American businessman

John V. Faraci is an American businessman. He served as the chairman and chief executive officer of International Paper from November 1, 2003, through October 31, 2014. He was succeeded by Mark Sutton.

==Biography==
===Early life===
He attended Denison University, where he was a member of the Lambda Chi Alpha fraternity, and received an M.B.A. from the University of Michigan's Ross School of Business.

===Career===
From 1995 to 1999, he was CEO and managing director of Carter Holt Harvey Ltd., a former majority-owned subsidiary of International Paper located in New Zealand. In 1999, he became senior vice president of finance and chief financial officer of International Paper. In 2003, he became chairman and CEO. In September 2009, CNNMoney listed Faraci as number four on a list of the five most overpaid CEOs. The story noted his total compensation was over $38 million during a period when his company lost 63% of its value. He sits on the Boards of Directors of PPG Industries, United Technologies Corporation, U.S. Steel, and the Citigroup International Advisory Board.

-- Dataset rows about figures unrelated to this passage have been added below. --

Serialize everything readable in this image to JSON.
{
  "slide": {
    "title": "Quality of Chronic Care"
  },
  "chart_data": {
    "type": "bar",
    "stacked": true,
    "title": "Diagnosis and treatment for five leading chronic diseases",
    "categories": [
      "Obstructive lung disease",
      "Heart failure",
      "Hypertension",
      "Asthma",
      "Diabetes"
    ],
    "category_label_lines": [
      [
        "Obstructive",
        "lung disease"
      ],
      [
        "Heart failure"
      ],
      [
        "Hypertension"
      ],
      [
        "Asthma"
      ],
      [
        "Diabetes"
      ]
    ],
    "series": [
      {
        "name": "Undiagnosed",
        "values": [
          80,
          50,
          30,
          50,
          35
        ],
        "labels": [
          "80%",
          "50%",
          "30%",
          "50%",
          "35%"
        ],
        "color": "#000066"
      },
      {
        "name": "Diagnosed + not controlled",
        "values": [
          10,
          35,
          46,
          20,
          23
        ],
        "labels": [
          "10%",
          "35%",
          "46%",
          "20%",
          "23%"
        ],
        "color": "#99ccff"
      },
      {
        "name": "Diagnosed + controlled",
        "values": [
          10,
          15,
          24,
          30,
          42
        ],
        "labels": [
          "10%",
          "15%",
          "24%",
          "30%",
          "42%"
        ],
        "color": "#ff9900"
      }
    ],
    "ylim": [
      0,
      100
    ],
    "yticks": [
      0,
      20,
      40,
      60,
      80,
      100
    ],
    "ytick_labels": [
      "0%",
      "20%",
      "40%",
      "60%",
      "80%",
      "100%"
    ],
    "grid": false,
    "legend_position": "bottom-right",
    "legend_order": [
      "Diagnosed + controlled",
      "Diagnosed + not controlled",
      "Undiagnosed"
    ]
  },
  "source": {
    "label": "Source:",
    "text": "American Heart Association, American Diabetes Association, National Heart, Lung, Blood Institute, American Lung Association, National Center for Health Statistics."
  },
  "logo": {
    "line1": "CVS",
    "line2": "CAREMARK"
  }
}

He sits on the Board of Trustees of his alma mater, Denison University, and the American Enterprise Institute. He also serves as a member of the boards of the Grand Teton National Park Foundation and the National Park Foundation. In January 2020, he was appointed as the executive chairman for Carrier.

===Personal life===
He is married, and has two children. They live in Memphis, Tennessee.